I pieni poteri ottenuti da Viktor Orban con la scusa di gestire la pandemia da coronavirus imbarazzano l’Europa. La presidente della commissione Ue Ursula von der Leyen, il giorno dopo il voto del parlamento ungherese, ha diffuso una nota con la quale si chiede che le misure siano “limitate al necessario, proporzionate e soggette a controllo”. Quindi, è l’avvertimento arrivato da Bruxelles, “la Commissione europea seguirà da vicino la loro applicazione“. Perché “le misure prese non devono essere a scapito dei nostri valori fondamentali”. Il primo ministro ungherese però, con la legge approvata ieri dalla maggioranza, ha pieni poteri senza limiti di tempo e, non solo può governare con decreti, ma può tra le altre cose anche decidere di bloccare il Parlamento e sospendere le elezioni. Ma non solo, chi diffonde fake news in un contesto dove la libertà di stampa è ritenuta molto spesso in pericolo, rischia fino a cinque anni di carcere. “La democrazia non può funzionare senza media liberi. Rispetto della libertà di espressione e certezza del diritto sono essenziali”, ha concluso Von der Leyen. Mentre il portavoce della commissione Ue Eric Mamer ha precisato che presenteranno un meccanismo sullo Stato di diritto, come annunciato nei mesi scorsi.

Contro il provvedimento ieri si è schierata la maggioranza che sostiene il governo in Italia e lo stesso presidente della Camera Roberto Fico: la richiesta compatta è stata quella di una presa di posizione da parte delle istituzioni europee contro quello che viene ritenuto un atto “non consono con la democazia”. L’imbarazzo non è solo a Bruxelles, ma dello stesso Ppe che ancora non ha deciso come comportarsi su Orban e il suo partito Fidesz, sulle cui sorti pesa la minaccia di espulsione da oltre un anno senza che si sia mai arrivati a una decisione. Così se in queste ore Matteo Salvini e Giorgia Meloni sono corsi a difendere il vecchio amico, il vicepresidente del Ppe Antonio Tajani ha smentito ogni ipotesi di espulsione dell’Ungheria dall’Ue: “No, è esclusa, non c’entra niente, poi non è che si espellono i governi”, ha detto a Rai Radio1, intervistato da Un Giorgno da Pecora. “Si può non esser d’accordo, ma i cittadini hanno votato per un partito, per una maggioranza, il Parlamento ungherese, che è sovrano, ha fatto una scelta“. Intanto il ministro per gli Affari europei italiano Enzo Amendola, intervistato da Repubblica, ha ricordato che su Orban “la Commissione ha già aperto un’inchiesta sulla violazione dei diritti in base all’articolo 7 del trattato e l’Italia chiederà di inserire nella procedura anche questa legge sui pieni poteri”. E, ha aggiunto: “Ciò che fa strano è che qui da noi chi difende Orban è lo stesso che poi accusa il governo di andare avanti a colpi di decreti”.

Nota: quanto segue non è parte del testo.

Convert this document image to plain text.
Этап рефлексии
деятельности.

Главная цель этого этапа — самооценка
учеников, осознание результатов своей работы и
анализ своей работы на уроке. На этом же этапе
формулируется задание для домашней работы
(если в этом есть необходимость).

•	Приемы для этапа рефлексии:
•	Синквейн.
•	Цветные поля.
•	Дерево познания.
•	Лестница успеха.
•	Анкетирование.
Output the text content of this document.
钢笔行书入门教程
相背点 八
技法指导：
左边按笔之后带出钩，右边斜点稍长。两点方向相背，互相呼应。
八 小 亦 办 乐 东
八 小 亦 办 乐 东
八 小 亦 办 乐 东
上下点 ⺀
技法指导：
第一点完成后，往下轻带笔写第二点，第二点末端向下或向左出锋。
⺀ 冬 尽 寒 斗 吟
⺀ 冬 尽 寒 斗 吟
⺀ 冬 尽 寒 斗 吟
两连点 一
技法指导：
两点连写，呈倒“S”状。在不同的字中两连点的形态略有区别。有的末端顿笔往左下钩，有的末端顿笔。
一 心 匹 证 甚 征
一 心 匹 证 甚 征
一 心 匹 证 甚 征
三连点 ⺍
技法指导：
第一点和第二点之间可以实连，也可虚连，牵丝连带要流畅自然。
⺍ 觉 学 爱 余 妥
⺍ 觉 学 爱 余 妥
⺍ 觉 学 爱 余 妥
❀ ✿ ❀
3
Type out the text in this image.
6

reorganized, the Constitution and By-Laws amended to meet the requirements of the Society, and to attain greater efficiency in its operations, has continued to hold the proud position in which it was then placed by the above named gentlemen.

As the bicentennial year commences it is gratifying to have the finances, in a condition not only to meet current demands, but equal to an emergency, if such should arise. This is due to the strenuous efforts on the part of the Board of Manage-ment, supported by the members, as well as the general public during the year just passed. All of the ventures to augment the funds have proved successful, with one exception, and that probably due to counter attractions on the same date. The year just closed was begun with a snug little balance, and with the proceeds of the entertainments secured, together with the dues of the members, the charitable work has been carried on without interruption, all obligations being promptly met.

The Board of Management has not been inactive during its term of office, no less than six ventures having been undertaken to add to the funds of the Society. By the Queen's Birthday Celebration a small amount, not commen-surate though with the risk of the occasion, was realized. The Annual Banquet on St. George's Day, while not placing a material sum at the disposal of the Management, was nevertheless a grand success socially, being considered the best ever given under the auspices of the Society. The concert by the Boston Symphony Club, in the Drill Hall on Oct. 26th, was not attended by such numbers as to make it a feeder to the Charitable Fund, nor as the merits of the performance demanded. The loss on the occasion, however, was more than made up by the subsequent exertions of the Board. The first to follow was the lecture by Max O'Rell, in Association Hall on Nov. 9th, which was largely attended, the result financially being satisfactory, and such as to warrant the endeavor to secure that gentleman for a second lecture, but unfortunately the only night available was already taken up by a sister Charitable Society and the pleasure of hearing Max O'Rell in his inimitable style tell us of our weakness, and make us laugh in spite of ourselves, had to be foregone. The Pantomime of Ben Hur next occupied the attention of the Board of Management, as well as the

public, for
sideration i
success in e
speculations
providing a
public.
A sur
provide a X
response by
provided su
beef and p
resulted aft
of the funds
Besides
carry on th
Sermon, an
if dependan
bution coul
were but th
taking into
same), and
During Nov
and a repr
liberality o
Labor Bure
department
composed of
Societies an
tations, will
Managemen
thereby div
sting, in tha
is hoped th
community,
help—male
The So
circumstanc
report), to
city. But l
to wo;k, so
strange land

Contro il primo ministro ungherese in queste ore si è schierato anche il sindacato dei giornalisti italiano Fnsi: “Quello che è accaduto in Ungheria ci riguarda”, ha scritto in un editoriale per Articolo 21 il presidente Giuseppe Giulietti. “Orban ha imposto un bavaglio alla libertà di informazione, al Parlamento e all’ordinamemto democratico. Chiediamo all’Unione europea di sollecitare la rimozione di queste norme o di accompagnare alla porta Orban”. Una posizione condivisa anche dalla Federazione internazionale dei giornalisti (Ifj). Sul tema si è espressa anche l’Anpi: “La svolta ungherese è un’intollerabile ferita all’Ue”, ha detto la presidente Carla Nespolo, “perché contrasta con la Carta dei diritti fondamentali dell’Unione che si basa ‘sul principio della democrazia e dello Stato di diritto’. Nel 75esimo della Liberazione esigiamo che l’Ue espella l’indegno regime ungherese che ha tradito il patto antifascista da cui è nata l’idea di Europa”.

Ma non c’è solo l’Ungheria a insidiare i valori fondamentali dell’Europa: “Proprio come Fidesz in Ungheria, il PiS in Polonia sta usando la crisi del Coronavirus per minare lo stato di diritto. Non dobbiamo lasciarli fare”, ha twittato l’eurodeputato belga Guy Verhofstadt di Renew Europe. “Anche in tempi di crisi, l’Europa è una famiglia di democrazie che rispettano lo stato di diritto”.